Long objectLong = 555l;
long primitiveLong = 555l;

System.out.println(objectLong == primitiveLong); // result is true.

Is there invocation objectLong.longValue() method to compare Long to long or maybe some other way?

Answer 1

As ever, the Java Language Specification is the appropriate resource to consult

From JLS 15.21.1 ("Numerical Equality Operators == and !="):

If the operands of an equality operator are both of numeric type, or one is of numeric type and the other is convertible (§5.1.8) to numeric type, binary numeric promotion is performed on the operands (§5.6.2).

Note that binary numeric promotion performs value set conversion (§5.1.13) and may perform unboxing conversion (§5.1.8).

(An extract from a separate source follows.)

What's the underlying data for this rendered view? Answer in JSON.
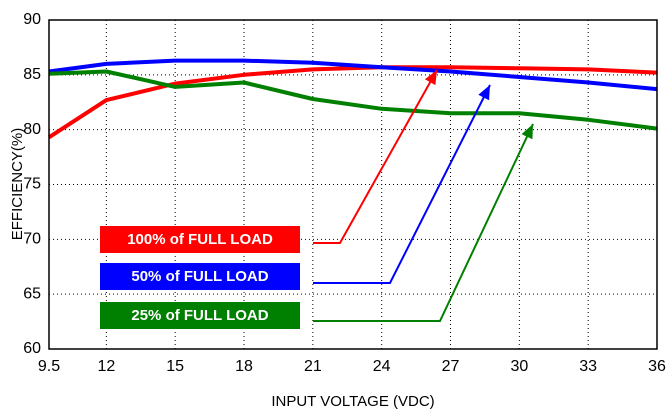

Then from 5.6.2 (binary numeric promotion):

When an operator applies binary numeric promotion to a pair of operands, each of which must denote a value that is convertible to a numeric type, the following rules apply, in order:

• If any operand is of a reference type, it is subjected to unboxing conversion (§5.1.8).
• [...]

So the Long is unboxed to a long. Your code is equivalent to:

Long objectLong = 555l;
long primitiveLong = 555l;

// This unboxing is compiler-generated due to numeric promotion
long tmpLong = objectLong.longValue();

System.out.println(tmpLong == primitiveLong);